The Numbers That Should Change Your Mind
Corporate in-kind gifts now represent 28% of total corporate contributions, part of $29.48 billion in corporate giving that grew 3.4% year over year (Double the Donation). Health organizations alone saw a 61% rise, adding $170 million in non-cash support (Double the Donation).
These aren’t rounding errors. They’re strategic resources that, when properly accounted for, fundamentally change how an organization’s financial health and efficiency appear to donors, grantmakers, and board members. Treating them as afterthoughts is, frankly, leaving value on the table.
“Nonprofits that treat technology and operational investment as overhead to minimize will always lose to those that treat it as infrastructure to maximize.”
Funraise CEO Justin Wheeler
Five Moves to Fix Your In-Kind Accounting and Educate Donors
Not every solution here is obvious. Some are operational, some are cultural, and one is about knowing when to say no.
- Unify your data. Platforms like Funraise let you track cash and non-cash contributions in one system, generating auto-reports that feed directly into Form 990 preparation. If you can start for free with no commitment, there’s no reason to keep running parallel spreadsheets,
- Get board members involved as connectors. Board relationships with corporations are the fastest path to high-value in-kind partnerships. Give them a specific ask list: “We need 200 hours of pro bono legal work and $10K in technology equipment,”
- Reframe overhead in donor communications. Instead of hiding your ratio, explain it: “Our 15% overhead? That’s possible because $50K in donated professional services covers what most orgs pay in cash,”

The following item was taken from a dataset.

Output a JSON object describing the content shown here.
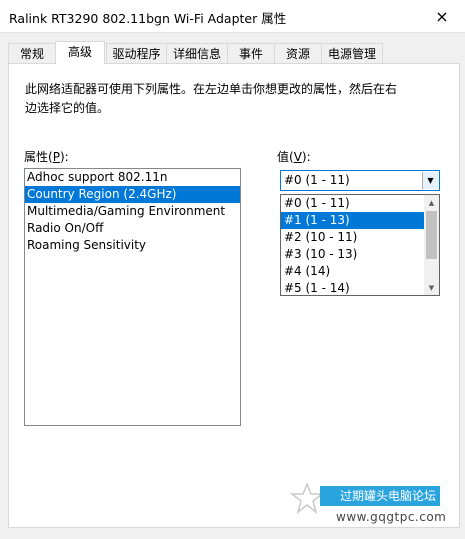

- Build a True Impact Dashboard. Combine cash revenue, in-kind FMV, and program outcomes in a single visual. Use it in board meetings, grant applications, and year-end appeals,
- Reject misaligned gifts. Donated real estate with environmental liabilities or outdated equipment requiring expensive disposal can drain more resources than they contribute. Always consult your accountant before accepting non-standard gifts.
Protip: When preparing your annual report, add a single paragraph titled “The Full Picture” that quantifies total in-kind support alongside cash revenue. Donors who see that their donated services are valued and visible are significantly more likely to give again.
Moving From Ratios to Reality
The overhead myth survives because incomplete accounting feeds it. Every unrecorded in-kind gift, every undervalued service, every blurred line between cash and non-cash revenue makes your nonprofit look less capable than it truly is.
FASB ASU 2020-07 gave the sector the rules. GAAP provides the framework. Modern tools like Funraise remove the technical friction. What remains is the decision to treat non-cash gifts with the same rigor and respect as every dollar that hits your bank account.
Nonprofits that get this right don’t just improve their financial statements. They dismantle the overhead myth one transparent report at a time, proving that real impact, not a low ratio, is the measure that matters.